Procédure devant la Cour :
Par une requête enregistrée le 9 février 2018, M.B..., représenté par Me A..., demande à la Cour :
1°) d'annuler ce jugement du magistrat désigné du tribunal administratif de Montpellier du 20 octobre 2017 ;
2°) d'annuler la décision du 16 octobre 2017 du préfet de l'Hérault et de saisir, le cas échéant, le Conseil d'Etat pour avis ou la Cour de Justice de l'Union Européenne d'une question préjudicielle ;
3°) de mettre à la charge de l'Etat la somme de 1 500 euros en application des articles L. 761-1 du code de justice administrative et 37 de la loi du 10 juillet 1991.
Il soutient que :
- la décision d'assignation à résidence est entachée d'une méconnaissance du champ d'application de la loi, dès lors qu'il n'est pas en situation irrégulière ;
- cette décision est illégale, reposant sur les dispositions de l'article L. 561-2 du code de l'entrée et du séjour des étrangers et du droit d'asile, lesquelles méconnaissent les dispositions de l'article 28 du règlement du 26 juin 2013 en l'absence de définition des critères permettant de caractériser le risque de fuite ;
- les modalités d'assignation à résidence qui lui ont été imposées sont illégales dès lors qu'il ne relève pas du 5° de l'article L. 561-1 du code de l'entrée et du séjour des étrangers et du droit d'asile ;
- la décision d'assignation à résidence est entachée d'erreur manifeste d'appréciation, dès lors qu'il ne présente aucun risque de fuite.
Par un mémoire en défense enregistré le 28 novembre 2018, le préfet de l'Hérault conclut au rejet de la requête.
Il soutient qu'aucun des moyens soulevés par l'appelant n'est fondé.
M. B...a été admis au bénéfice de l'aide juridictionnelle totale par décision du 15 décembre 2017.
Vu les autres pièces du dossier.
Vu :
- le règlement (UE) n° 604/2013 du Parlement et du Conseil du 26 juin 2013 ;
- la directive 2013/33/UE du Parlement européen et du Conseil du 26 juin 2013,
- le code de l'entrée et du séjour des étrangers et du droit d'asile ;
- le code de justice administrative.
Le président de la formation de jugement a dispensé le rapporteur public, sur sa proposition, de prononcer des conclusions à l'audience.

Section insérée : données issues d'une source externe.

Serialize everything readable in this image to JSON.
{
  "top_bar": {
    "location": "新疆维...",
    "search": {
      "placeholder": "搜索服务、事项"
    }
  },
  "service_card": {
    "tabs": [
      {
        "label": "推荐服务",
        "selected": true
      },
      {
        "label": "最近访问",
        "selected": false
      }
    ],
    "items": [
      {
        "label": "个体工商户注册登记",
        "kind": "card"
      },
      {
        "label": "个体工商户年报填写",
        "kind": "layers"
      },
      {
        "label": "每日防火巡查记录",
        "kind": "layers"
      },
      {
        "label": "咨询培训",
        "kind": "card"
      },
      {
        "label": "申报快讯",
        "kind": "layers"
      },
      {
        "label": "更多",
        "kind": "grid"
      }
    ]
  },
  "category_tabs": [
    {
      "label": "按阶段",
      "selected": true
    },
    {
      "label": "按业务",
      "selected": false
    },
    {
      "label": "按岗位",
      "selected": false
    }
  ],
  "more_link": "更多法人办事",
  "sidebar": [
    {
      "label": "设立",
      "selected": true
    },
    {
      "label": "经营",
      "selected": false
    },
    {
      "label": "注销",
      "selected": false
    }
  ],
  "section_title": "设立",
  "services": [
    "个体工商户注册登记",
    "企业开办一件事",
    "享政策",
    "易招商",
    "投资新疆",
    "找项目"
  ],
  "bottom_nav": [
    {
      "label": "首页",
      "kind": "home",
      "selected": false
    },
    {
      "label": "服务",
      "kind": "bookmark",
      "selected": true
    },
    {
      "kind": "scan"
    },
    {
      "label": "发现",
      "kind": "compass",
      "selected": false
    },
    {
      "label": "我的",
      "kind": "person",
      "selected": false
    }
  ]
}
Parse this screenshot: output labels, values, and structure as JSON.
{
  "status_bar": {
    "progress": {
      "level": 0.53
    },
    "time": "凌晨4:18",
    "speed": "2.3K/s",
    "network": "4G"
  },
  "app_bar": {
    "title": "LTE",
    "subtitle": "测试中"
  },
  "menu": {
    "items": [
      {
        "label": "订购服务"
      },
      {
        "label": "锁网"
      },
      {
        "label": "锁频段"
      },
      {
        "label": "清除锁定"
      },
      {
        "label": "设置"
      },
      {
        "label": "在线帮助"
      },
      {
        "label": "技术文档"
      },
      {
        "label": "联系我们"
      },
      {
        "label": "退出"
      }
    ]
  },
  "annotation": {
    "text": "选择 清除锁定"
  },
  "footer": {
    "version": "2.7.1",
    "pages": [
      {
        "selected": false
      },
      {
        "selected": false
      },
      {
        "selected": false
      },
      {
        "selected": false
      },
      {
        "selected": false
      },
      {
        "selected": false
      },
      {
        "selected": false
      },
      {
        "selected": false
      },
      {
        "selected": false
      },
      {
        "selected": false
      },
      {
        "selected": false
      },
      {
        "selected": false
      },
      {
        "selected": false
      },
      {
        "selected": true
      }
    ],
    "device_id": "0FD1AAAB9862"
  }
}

Les parties ont été régulièrement averties du jour de l'audience.
Le rapport de Mme Duran-Gottschalk, rapporteure, a été entendu au cours de l'audience publique.
Considérant ce qui suit :
1. M.B..., de nationalité nigériane, a fait l'objet de deux arrêtés en date du 16 octobre 2017 par lesquels le préfet de l'Hérault a décidé de le remettre aux autorités italiennes aux fins d'examiner sa demande d'asile et l'a assigné à résidence. Il relève appel du jugement du 20 octobre 2017 par lequel le magistrat désigné par le président du tribunal administratif de Montpellier a rejeté sa demande d'annulation de l'arrêté du 16 octobre 2017 l'assignant à résidence.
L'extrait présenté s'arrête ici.